Lumos Pharma (LUMO) Corporate Presentation summary

investment thesis and market opportunity

• Oral LUM-201 targets the $4.7B global growth hormone disorder market, with pediatric growth hormone deficiency (PGHD) as a $1.5B lead indication. Market research indicates rapid conversion to oral therapy and expansion potential.

• LUM-201 features a novel mechanism of action (MOA) leveraging natural physiology, with orphan drug designation in the US/EU and patent protection through 2042.

• The predictive enrichment marker (PEM) strategy de-risks patient selection, identifying likely responders. Phase 2 trials met all primary and secondary endpoints, showing significant increases in annualized height velocity (AHV) and a favorable safety profile in over 1,300 subjects.
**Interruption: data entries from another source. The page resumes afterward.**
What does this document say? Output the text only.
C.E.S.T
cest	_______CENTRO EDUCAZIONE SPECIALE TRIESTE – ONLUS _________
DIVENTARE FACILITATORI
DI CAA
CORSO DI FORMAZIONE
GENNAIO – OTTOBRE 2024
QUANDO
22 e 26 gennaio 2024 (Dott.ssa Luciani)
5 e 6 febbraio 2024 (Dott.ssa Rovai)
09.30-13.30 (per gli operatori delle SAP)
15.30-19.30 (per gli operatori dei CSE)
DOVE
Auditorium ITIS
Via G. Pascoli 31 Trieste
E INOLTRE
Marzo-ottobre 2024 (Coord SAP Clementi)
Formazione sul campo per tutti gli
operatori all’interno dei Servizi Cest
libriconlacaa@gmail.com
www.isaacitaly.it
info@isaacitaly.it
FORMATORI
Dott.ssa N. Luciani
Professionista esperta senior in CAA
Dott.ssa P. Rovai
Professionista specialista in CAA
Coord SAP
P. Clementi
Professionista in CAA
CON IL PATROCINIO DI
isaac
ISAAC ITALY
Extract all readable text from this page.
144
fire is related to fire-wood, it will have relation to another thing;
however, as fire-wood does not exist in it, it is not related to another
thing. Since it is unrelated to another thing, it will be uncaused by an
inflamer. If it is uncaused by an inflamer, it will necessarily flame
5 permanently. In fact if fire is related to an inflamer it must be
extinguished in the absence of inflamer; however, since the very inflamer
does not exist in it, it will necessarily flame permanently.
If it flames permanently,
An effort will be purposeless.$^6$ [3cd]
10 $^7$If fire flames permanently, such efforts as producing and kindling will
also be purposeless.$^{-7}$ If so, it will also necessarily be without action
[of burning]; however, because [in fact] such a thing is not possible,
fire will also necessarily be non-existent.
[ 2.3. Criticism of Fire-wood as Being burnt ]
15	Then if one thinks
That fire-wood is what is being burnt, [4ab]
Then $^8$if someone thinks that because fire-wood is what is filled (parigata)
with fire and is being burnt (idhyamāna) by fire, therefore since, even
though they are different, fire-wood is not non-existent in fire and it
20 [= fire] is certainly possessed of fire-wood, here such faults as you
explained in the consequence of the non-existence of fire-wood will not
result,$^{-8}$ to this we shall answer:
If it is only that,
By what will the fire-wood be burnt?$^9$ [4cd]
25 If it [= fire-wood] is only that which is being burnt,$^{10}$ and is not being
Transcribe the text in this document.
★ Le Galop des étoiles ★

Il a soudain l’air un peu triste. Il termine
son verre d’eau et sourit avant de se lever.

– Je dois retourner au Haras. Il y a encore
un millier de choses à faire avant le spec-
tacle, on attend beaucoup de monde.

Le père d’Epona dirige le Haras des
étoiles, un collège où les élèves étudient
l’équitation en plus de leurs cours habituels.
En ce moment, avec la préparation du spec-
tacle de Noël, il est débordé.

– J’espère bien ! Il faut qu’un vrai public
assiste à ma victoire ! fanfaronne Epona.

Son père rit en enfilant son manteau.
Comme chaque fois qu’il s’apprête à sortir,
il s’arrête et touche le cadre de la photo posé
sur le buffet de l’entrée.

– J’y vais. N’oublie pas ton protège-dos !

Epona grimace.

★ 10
• Positive end-of-Phase 2 FDA meeting in Q2 2024 supports a clear regulatory path, with Phase 3 initiation anticipated in Q4 2024.

• LUM-201 could be the first oral therapeutic to disrupt the injectable growth hormone market.

clinical program and data highlights

• LUM-201’s Phase 2 trials (OraGrowtH210 and OraGrowtH212) demonstrated significant growth rate increases from baseline, normalization of IGF-1, and durable effects up to 24 months.

• The PEM test is highly reproducible, enriching for responders and ensuring optimal patient selection.

• LUM-201 achieved growth rates comparable to historical rhGH datasets, with a more moderate year 2 AHV decline than rhGH, likely due to restoration of natural GH pulsatility.

• Safety profile is favorable, with no meaningful treatment-related serious adverse events or dropouts due to adverse events.

• LUM-201’s oral administration, natural MOA, and low cost of goods offer advantages over current standard of care.

regulatory and phase 3 plans

• FDA recognized LUM-201 as a novel growth promoter and supported a placebo-controlled Phase 3 trial design.

• Proposed Phase 3: 12-month, double-blind, placebo-controlled trial in PEM+ PGHD patients, with all placebo subjects crossing over to LUM-201 at 6 months; ~150 subjects across 80-100 sites.

• Co-primary endpoints: superiority of LUM-201 AHV over placebo at 12 months and lower bound of 95% CI above 6.7 cm/year.

• Phase 3 initiation expected by year-end 2024, with the design expected to reduce regulatory risk and improve likelihood of success.